Prepping in Winter




I view people who manage to put their gardens beautifully to bed for the winter with envy – and a little suspicion. I simply can’t believe anyone has that kind of time and energy in the fall. They must be slacking off in other areas -- the canning gets short shrift, they forget to bake for the school fundraiser, the closets are crammed with the moldering remnants of past lives or their desks are buried beneath an avalanche of paperwork.

At least I hope so; I not only fail to get fall cleanup done ‘on time,’ i.e. before the weeds scatter seed and the pests I’ve been dealing with have dug in for next year, I’m guilty of all those other things, too. I’d like to be Martha Stewart, but I’d need her staff and regular doses of Prozac to get there.

I do have a few legitimate excuses for not doing the end-of-season clear up. One is exhaustion coupled with the unforgiving deadlines of canning added to the other deadlines in life. Another is the habitat and fodder that the desiccated stalks and seed heads that wave over my untended garden offer wildlife. About 14 different bird species flit through it right now. But a big reason I wait is the pleasure I get from working outside on a beautiful winter day without the sense of urgency that the seasons often impose.

Boxing Day (December 26th) was mild and sunny. I’d been eying the overgrown raspberry patch for a while. The patch, comprised of several varieties each of black and red raspberries, is planted in a large U with a path down the middle. The black raspberries (Rubus occidentalis) originally occupied about eight feet on one side, but insist on reaching long, lethal-thorned tendrils to root in other sections. The red raspberries, comprised of both June-bearing varieties and so-called fall-bearing varieties, are less ambitious, so I have to keep after the blacks.

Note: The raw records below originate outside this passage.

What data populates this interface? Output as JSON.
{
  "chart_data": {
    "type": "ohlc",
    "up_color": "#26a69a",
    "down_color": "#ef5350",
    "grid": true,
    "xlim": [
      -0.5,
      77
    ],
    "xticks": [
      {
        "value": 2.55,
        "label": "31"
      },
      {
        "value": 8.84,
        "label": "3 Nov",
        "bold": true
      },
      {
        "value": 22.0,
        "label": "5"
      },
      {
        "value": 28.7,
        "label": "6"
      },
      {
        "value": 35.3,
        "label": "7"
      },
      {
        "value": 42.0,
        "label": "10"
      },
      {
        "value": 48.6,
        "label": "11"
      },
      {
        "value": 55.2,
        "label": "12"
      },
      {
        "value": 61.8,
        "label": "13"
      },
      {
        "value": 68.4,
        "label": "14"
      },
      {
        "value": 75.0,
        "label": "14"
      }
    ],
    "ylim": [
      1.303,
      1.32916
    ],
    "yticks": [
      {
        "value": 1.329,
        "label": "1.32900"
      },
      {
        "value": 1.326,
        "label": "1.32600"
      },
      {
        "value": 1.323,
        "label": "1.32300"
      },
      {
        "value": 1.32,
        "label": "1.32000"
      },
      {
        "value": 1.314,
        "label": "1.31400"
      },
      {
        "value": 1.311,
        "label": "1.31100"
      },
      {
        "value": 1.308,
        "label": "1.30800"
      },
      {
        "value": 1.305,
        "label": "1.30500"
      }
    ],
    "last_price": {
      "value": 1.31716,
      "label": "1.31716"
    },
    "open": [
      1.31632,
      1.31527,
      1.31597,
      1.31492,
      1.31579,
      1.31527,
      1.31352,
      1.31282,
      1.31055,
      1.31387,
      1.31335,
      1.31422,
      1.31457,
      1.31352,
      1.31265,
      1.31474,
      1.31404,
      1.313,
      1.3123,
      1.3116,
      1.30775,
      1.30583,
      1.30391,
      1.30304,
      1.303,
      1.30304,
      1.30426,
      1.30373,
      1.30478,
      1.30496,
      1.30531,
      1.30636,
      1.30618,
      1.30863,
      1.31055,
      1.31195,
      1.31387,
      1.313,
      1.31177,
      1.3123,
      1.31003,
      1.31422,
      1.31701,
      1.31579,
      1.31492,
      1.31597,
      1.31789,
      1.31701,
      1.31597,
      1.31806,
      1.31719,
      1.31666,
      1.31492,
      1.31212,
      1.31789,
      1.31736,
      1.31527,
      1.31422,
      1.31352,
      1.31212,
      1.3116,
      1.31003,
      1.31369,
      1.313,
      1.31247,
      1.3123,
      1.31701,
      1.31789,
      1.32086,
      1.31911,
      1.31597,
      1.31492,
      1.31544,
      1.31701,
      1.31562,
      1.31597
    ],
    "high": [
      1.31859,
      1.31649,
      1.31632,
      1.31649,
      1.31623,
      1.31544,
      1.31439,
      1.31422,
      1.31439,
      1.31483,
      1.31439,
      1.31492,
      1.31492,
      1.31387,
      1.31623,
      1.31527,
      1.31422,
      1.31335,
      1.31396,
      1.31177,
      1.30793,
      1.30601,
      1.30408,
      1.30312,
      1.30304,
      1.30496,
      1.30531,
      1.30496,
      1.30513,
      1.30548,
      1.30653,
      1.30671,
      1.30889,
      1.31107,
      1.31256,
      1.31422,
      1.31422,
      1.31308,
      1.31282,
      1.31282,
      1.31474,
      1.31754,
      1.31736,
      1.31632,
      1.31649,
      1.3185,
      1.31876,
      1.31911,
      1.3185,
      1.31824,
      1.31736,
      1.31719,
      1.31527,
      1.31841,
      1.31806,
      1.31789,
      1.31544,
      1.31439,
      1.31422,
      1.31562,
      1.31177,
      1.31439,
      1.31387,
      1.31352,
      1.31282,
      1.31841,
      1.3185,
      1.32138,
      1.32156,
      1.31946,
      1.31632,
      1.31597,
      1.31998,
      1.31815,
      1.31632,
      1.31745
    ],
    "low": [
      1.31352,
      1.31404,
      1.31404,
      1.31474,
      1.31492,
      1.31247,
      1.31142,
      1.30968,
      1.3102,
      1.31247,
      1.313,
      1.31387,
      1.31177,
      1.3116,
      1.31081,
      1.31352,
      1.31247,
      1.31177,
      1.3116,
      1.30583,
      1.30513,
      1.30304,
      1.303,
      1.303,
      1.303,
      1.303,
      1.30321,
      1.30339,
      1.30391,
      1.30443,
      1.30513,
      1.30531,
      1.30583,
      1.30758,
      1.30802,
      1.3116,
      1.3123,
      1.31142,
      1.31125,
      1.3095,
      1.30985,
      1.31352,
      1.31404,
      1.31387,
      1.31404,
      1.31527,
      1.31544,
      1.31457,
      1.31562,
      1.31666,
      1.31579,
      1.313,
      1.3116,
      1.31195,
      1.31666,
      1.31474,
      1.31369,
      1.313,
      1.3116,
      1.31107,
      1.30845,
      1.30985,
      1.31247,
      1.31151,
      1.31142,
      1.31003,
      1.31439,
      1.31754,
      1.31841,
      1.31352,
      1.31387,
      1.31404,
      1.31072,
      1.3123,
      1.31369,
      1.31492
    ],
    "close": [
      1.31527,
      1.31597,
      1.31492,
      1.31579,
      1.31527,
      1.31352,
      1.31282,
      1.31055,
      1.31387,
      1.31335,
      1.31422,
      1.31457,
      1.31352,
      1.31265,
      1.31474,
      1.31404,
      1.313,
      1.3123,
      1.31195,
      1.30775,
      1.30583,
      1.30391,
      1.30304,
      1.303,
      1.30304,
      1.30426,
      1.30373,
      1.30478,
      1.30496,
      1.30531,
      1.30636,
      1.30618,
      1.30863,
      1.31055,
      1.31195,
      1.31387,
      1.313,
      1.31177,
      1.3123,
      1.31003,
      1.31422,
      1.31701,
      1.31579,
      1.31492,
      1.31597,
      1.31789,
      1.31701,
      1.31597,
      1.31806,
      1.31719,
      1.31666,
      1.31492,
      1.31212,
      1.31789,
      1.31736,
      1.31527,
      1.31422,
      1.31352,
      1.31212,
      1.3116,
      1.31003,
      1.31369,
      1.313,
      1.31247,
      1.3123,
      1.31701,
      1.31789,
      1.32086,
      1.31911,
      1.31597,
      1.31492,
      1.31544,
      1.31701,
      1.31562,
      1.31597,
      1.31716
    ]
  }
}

The blacks and some reds are June-bearers (floricanes, which produce fruit on one-year wood). They bear fruit early in summer, while the fall-bearing varieties (primocanes, which fruit on both one-year-old wood and on new green canes) will, if left to their own devices, produce twice a summer -- once around mid-June and a second time from late August to frost. Often the fall fruiting is more abundant than the early summer crop, which is why most people simply cut down the whole patch at the end of the season, allowing only new wood to spout up and produce the single end-of-summer fruiting. I don’t. The weather is squirrelly, (and I'm greedy) so I figure whenever those babies want to offer up fruit, I’ll gladly take it or offer it to friends.

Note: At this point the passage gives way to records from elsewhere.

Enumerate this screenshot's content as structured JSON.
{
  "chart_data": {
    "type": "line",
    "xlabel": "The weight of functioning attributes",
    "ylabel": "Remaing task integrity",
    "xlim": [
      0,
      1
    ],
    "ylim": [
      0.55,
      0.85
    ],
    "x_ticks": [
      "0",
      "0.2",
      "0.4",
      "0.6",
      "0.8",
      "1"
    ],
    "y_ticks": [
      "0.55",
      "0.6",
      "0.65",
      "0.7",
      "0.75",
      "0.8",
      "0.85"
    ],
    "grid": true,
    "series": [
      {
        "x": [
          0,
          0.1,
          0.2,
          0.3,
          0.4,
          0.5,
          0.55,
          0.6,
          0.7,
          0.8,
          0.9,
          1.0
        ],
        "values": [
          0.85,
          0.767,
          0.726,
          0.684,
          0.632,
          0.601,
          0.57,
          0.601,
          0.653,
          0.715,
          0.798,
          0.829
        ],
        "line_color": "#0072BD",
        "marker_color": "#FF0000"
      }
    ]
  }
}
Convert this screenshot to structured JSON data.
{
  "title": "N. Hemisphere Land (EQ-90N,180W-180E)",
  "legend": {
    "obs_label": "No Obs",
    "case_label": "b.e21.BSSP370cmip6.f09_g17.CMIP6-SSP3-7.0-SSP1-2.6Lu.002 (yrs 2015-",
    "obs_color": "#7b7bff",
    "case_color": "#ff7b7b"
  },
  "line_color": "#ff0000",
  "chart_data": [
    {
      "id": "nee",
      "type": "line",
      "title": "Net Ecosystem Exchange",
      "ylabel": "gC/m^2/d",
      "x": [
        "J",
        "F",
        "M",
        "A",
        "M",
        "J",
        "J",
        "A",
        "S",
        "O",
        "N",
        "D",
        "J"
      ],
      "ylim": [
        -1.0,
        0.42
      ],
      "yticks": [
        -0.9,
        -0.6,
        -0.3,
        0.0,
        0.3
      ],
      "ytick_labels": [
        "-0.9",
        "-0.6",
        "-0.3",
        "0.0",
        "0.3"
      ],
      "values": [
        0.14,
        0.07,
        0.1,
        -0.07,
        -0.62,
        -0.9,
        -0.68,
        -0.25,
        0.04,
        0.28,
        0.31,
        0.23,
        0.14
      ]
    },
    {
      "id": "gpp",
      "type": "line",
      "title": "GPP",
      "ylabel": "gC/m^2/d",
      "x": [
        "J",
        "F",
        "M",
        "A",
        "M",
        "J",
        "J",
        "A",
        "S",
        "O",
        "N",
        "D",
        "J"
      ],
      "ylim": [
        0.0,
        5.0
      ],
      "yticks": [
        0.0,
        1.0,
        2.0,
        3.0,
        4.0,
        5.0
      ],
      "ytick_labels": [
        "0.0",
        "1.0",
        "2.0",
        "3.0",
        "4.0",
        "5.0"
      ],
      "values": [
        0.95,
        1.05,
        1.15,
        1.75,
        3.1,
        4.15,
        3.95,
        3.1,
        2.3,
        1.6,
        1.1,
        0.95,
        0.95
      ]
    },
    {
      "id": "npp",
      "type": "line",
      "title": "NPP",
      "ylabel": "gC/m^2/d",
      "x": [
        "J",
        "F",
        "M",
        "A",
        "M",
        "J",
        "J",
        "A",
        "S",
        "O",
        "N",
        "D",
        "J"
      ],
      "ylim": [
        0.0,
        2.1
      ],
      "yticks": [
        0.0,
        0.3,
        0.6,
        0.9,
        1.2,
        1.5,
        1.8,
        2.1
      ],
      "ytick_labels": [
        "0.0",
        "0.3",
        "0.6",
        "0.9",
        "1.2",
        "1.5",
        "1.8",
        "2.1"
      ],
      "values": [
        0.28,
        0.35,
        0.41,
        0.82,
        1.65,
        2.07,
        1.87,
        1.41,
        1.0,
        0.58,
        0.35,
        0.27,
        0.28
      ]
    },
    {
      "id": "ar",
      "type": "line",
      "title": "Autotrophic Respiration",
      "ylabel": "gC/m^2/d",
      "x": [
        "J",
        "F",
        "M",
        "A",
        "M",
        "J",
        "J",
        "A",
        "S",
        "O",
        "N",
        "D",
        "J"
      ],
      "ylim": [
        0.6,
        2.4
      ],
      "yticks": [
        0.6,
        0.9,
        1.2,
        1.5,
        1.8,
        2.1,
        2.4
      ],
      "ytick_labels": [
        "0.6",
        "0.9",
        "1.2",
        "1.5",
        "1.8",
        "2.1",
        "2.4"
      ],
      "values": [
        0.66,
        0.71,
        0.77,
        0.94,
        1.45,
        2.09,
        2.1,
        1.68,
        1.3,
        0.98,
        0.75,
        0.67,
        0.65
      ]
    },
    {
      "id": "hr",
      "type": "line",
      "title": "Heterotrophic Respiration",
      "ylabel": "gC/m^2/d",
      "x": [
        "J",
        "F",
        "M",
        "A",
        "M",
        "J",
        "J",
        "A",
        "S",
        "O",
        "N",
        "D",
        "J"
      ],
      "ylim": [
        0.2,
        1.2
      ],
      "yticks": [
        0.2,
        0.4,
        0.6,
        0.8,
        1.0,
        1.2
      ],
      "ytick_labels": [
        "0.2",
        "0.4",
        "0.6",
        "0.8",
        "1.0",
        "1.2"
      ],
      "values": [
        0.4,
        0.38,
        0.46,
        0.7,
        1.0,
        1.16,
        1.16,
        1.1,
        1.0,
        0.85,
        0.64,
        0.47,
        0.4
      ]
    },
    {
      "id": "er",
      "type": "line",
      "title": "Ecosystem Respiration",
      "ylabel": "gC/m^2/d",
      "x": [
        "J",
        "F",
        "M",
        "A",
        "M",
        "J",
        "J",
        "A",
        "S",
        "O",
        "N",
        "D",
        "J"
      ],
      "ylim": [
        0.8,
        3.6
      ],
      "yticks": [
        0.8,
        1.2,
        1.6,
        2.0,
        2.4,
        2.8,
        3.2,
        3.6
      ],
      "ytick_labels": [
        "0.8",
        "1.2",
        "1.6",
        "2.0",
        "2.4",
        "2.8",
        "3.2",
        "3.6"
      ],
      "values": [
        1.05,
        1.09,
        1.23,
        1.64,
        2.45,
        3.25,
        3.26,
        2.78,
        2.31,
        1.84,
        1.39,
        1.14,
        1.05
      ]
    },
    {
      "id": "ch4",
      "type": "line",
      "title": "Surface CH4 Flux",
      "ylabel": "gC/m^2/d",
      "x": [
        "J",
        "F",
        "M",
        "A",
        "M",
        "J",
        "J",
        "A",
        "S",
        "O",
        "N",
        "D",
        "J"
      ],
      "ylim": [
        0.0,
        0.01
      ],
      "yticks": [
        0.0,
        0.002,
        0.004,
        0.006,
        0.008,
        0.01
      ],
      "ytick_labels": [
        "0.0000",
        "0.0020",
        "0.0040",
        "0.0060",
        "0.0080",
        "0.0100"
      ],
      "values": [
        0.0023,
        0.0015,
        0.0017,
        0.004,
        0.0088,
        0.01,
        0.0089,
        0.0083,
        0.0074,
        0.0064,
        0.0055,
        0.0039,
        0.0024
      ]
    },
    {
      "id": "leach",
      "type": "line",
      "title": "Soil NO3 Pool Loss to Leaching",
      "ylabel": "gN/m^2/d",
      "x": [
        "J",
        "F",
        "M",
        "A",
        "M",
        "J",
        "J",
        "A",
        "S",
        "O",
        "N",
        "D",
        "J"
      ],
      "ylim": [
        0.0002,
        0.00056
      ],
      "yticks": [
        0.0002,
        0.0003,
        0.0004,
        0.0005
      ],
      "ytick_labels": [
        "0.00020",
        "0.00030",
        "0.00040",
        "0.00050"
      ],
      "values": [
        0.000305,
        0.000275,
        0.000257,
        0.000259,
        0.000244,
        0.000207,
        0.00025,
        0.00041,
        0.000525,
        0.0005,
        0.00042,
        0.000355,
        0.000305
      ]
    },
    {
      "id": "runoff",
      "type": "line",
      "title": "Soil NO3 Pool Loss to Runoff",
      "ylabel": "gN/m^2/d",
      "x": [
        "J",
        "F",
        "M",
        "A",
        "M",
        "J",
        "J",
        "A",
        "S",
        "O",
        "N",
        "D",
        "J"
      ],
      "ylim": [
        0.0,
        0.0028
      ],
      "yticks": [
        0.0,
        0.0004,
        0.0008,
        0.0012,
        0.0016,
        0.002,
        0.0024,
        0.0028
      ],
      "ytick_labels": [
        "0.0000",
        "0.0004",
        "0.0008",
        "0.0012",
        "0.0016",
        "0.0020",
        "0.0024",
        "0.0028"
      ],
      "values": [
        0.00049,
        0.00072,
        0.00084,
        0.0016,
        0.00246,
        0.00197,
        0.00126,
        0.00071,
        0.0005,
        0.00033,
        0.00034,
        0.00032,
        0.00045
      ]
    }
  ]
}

Plus, the past two or three summers, the weather here has screwed the pooch for the fall crop. Mid-summer drought, despite drip irrigation, slowed cane growth and blossom production. Torrents in September encouraged fungus, which considerably diminished yield, so for the past couple of years, the early crop has been the more productive. Whatever, it works.

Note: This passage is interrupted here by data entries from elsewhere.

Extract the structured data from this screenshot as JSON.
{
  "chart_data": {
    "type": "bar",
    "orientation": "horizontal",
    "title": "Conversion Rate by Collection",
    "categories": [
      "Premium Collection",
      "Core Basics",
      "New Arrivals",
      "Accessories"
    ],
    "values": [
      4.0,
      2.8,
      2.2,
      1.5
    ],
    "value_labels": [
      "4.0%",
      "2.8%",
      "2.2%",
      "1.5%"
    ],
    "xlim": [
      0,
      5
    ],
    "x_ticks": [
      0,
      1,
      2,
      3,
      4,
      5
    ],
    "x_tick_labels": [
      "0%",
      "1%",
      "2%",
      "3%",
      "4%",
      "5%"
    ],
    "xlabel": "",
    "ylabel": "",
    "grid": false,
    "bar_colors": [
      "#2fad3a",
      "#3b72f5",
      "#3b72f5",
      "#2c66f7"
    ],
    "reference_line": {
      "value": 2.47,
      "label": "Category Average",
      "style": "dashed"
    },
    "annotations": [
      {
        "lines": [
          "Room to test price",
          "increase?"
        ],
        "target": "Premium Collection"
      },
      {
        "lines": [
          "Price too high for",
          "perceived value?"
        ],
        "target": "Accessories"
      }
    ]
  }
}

In addition to using them fresh, I make raspberry shrub, jam, raspberry cordial, raspberry vinegar, and freeze fresh berries like mad for winter pies and cakes and trifles. But by the time November rolls around, I’ve about had it with raspberries. The patch is overgrown and I have no ambition left to deal with it. Until now.

Monday in the late afternoon, I went out with the nippers in hand and cart in tow. Thick with timothy, the blowsy seed heads of spent wild aster, blackened mare’s tail, and the pathetic remains of the moonflower vine that grows up one northwest support, and a percentage of finished two-year-old canes, it looked doable in the allotted time frame between gorgeously slanting sun and twilight.

I yanked out the most egregious offenders including lots of rooted, lethal-thorned black raspberry whips and clipped the remaining canes to hip height. I left the invasive white mulberry saplings, which will need digging, for another day. The pace was delightfully contemplative. Twilight descended, and I trundled back in, delighted with having gardened.